For thirty years, SNMP was a pull protocol — a management station polled devices on some cadence. Polling cadence was bounded by management-network bandwidth and the collector’s storage budget. gNMI inverted the architecture: devices stream telemetry on their preferred cadence; collectors handle buffering, out-of-order delivery, and schema drift.

What did this actually relax? The Time invariant. Observations arrive at sub-second cadences instead of five-minute cadences. What stayed unchanged? The aggregation question. The counter is still a sum, still a max, still an instantaneous value. gNMI lets you stream that same aggregation a thousand times more often. To stream a quantile distribution instead, you need either richer counters at the device or you need to push raw events to the collector and aggregate there. Both cost more. gNMI made the cheap version faster. The rich version stayed expensive.

By the late 2010s, no operator was reading streaming telemetry with their eyes. The gNMI consumer was a Prometheus instance, a Kafka topic, a time-series database, an alerting rule engine. Geoff Huston at APNIC called this the vanishing network. That framing is real but partial: the vanishing-of-the-human story is one half of what was happening. The cost-of-richer-aggregation story is the other half. Two reasons the aggregations stayed simple: the humans were vanishing, and anything richer cost more than the management infrastructure was willing to pay.

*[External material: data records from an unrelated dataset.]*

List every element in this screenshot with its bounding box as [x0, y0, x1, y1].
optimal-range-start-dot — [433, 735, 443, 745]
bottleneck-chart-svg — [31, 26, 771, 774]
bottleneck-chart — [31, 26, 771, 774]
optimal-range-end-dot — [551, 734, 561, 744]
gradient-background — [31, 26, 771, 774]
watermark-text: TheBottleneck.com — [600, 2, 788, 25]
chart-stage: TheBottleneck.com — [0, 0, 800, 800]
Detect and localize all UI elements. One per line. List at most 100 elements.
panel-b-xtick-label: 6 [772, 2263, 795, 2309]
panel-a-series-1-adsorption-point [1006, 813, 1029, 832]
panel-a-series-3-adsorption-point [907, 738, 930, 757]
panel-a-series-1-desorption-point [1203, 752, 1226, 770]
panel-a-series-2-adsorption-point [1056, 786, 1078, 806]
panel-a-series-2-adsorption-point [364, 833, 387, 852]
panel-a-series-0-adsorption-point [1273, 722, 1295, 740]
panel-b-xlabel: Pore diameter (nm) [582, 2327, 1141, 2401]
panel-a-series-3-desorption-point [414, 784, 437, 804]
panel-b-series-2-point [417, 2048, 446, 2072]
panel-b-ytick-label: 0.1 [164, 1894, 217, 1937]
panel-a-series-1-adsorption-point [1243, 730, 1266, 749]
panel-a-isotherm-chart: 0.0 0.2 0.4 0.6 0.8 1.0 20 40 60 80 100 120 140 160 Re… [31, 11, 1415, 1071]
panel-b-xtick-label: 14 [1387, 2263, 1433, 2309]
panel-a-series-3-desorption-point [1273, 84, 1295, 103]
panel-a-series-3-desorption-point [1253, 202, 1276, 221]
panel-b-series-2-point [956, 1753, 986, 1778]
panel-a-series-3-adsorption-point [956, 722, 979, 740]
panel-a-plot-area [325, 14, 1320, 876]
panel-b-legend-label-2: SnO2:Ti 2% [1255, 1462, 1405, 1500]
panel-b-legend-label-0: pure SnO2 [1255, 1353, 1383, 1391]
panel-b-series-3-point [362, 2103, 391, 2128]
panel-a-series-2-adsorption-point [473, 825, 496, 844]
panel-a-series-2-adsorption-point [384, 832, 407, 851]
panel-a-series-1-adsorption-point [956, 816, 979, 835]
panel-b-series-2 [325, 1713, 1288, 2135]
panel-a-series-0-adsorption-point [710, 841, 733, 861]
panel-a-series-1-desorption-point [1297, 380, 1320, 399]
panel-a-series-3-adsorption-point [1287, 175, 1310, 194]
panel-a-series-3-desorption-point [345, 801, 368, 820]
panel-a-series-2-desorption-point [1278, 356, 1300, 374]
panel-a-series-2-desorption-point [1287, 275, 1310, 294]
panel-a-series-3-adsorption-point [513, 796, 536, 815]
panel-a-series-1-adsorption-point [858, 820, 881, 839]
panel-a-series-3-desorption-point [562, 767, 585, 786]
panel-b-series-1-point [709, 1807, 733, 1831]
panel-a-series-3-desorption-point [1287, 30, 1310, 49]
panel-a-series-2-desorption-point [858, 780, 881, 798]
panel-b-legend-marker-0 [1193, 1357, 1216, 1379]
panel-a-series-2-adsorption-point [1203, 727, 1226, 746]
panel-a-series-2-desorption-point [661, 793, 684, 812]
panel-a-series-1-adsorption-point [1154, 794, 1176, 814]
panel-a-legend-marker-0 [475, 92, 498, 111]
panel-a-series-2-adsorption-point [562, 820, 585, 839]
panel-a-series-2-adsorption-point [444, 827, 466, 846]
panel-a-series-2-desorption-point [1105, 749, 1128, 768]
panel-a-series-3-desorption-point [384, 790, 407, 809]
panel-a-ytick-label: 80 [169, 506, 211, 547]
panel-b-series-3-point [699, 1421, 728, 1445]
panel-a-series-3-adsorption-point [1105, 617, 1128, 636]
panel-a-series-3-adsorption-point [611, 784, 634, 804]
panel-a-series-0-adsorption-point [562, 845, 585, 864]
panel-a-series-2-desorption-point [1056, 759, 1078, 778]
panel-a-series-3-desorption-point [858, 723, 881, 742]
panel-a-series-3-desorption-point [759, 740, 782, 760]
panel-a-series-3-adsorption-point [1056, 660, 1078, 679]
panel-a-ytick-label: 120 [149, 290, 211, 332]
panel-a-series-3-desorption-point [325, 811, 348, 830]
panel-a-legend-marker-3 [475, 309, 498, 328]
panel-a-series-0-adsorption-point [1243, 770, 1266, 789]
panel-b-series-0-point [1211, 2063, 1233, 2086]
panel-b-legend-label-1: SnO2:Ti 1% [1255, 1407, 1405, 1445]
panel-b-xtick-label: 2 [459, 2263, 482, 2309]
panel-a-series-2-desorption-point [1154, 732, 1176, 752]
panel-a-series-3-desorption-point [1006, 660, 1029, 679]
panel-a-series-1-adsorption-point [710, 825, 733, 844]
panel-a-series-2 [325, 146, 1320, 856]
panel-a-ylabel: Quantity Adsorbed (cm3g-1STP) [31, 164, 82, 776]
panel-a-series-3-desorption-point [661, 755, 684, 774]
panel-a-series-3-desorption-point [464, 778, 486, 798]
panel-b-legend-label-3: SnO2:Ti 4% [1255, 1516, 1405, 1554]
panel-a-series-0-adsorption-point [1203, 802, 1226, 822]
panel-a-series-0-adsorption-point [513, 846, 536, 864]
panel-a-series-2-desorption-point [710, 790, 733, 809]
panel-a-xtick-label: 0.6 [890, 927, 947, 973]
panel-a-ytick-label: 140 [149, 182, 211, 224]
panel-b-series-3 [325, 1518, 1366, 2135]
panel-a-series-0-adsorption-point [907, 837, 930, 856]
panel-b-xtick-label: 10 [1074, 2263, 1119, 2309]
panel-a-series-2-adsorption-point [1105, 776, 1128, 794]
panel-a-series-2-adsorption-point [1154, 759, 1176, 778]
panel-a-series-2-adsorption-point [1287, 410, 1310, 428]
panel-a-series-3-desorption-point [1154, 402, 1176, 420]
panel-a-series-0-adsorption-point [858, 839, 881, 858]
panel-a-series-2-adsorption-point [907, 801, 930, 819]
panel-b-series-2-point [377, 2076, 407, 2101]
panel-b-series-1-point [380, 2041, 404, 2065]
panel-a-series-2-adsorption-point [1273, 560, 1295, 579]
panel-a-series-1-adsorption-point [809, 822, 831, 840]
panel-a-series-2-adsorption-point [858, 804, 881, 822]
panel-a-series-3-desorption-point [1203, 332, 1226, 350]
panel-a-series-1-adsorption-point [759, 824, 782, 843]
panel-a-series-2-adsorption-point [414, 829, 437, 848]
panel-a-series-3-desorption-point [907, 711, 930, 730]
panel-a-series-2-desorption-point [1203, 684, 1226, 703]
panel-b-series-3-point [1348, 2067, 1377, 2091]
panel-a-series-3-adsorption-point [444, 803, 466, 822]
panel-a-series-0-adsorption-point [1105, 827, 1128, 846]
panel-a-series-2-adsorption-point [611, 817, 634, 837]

eBPF and XDP (~2018): the same trade, on the host

Steve McCanne and Van Jacobson’s 1993 BPF — the kernel packet filter we mentioned on Tuesday — got extended into a full kernel programming environment with persistent state, helper functions, and a verifier. XDP runs those programs at the driver level, before the kernel allocates any data structures for a packet. Host-side programmable telemetry now matches in-network programmable telemetry. A measurement system that wants to combine switch-side and host-side data can use the same query abstractions on both.

The cost dimension shows up here too. eBPF maps give you persistent state across packets, but the maps live in scarce kernel memory. XDP runs at the driver, but it costs CPU per packet. You can write rich queries; you pay for them. The architectural lesson is the same as for sketches and Sonata: programmable substrates expose the cost-vs-richness trade as a tunable parameter. The underlying trade stays.

Production deployments: what the substrate enabled at operator scale

The substrate work landed in production. By the late 2010s and early 2020s, large operators had built complete push-based telemetry pipelines on top of these primitives, and the published systems give us concrete cost-vs-richness numbers from production.

Pingmesh (Chuanxiong Guo and colleagues, Microsoft; SIGCOMM 2015) deployed an always-on host-driven active probing system across Microsoft’s datacenters. Every server probes a set of peers; results stream to a central analyzer; the analyzer maintains a continuously-updated belief about pairwise reachability and latency. Push-based, host-driven, complete pipeline. The reason it works is that the operator gets a globally consistent latency map at a cost the datacenter is already paying for ECN and ACK traffic — a richer belief at a known incremental cost.
OpTel (Miao, Chen, and colleagues at Tencent with our group at UCSB; NSDI 2022) replaced SNMP polling of Tencent’s optical-backbone devices with a push-based pipeline that streams device state to cloud-hosted controllers. The motivation was specifically Chinese. China’s optical-backbone was growing rapidly and accidental fiber cuts from concurrent construction were frequent enough that minute-granularity SNMP polling was structurally insufficient — failures degraded over seconds, and you needed second-granularity signals to predict link failures before they hit. OpTel pushed one-second telemetry off the device into elastic cloud compute. In six months of production, it detected roughly 2× more optical events than the prior system. Push moves the aggregation cost off the device onto the operator’s cloud budget — a different cost-allocation, not a free lunch.

Both systems are existence proofs of what the Act 1 / Act 2 substrate work made deployable at scale. They also make the cost dimension explicit in the published numbers, in a way the protocol-level descriptions of gNMI and eBPF do not.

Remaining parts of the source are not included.